FIG. 4 shows a liquid mixing apparatus 21 according to the present embodiment. The apparatus mixes a first and a second liquids having solubility to each other, and includes a micro-channel reactor 20 for mixing, a first liquid supply part 22 for supplying the first liquid to the micro-channel reactor 20, and a second liquid supply part 23 for supplying the second liquid to the micro-channel reactor 20.
Even as for such a micro-channel reactor 20 included in the liquid mixing apparatus 21, the structures shown in FIGS. 2, 3A and 3B can be adopted. That is, the flow passage 9 for allowing the flowing medium in one reaction unit 24 (corresponding to the heat exchange unit 7 of the first embodiment) to flow in another reaction unit 24 adjacent to the reaction unit 24 is the external flow passage 8 provided outside of the reaction units 24. Inside the external flow passage 8, the redistribution means 14, composed of the porous plate 15 and the like, for mixing the medium flowing out of one reaction unit 24 and allowing the medium to be redistributed to another reaction unit 24 is provided.
According to the thus configured micro-channel reactor 20, in spite of being compact, can perform chemical reaction at high efficiency as is the case where four reaction units 24 are connected in series. By increasing the number of stages of the reaction units 24, it is possible to freely extend (set) the length of the flow passage through which the first liquid and the second liquid are passed, so that the restriction of the length of the flow passage due to the manufacturing restrictions is eliminated. Therefore, it is possible to achieve a desired chemical reaction.
It should be considered that the embodiments disclosed herein are exemplary and not restrictive in all respects. Specifically, in the embodiments disclosed herein, the matters not explicitly disclosed, such as the running condition and the operating condition, the various parameters, the dimension, weight, volume of the components and the like, do not depart from the scope ordinarily implemented by those of skill in the art, and the values that can be readily contemplated by those of ordinary skill in the art are adopted.

Claims

1. A multi-flow passage device constituted by stacking units for performing heat exchange or chemical reaction of the introduced medium in a thickness direction,

wherein a flow passage for allowing the flowing medium in one unit to flow in another unit adjacent to the unit is an external flow passage provided outside of one unit and another unit.

2. The multi-flow passage device according to claim 1, wherein the external flow passage is provided in contact with the side surface of the unit.

3. The multi-flow passage device according to claim 1, wherein inside the external flow passage, a redistribution means for mixing the medium flowing out of one unit and allowing the medium to be redistributed to another unit is provided.

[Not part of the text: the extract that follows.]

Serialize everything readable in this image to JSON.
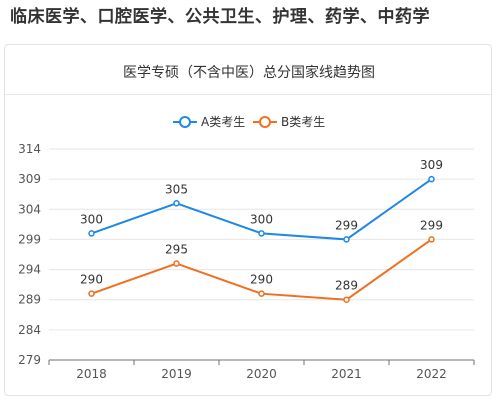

4. The multi-flow passage device according to claim 3, wherein the redistribution means comprises a porous plate which is disposed inside the external flow passage so as to intersect with the medium flowing direction and through which the medium is allowed to pass.

5. The multi-flow passage device according to claim 2, wherein inside the external flow passage, a redistribution means for mixing the medium flowing out of one unit and allowing the medium to be redistributed to another unit is provided.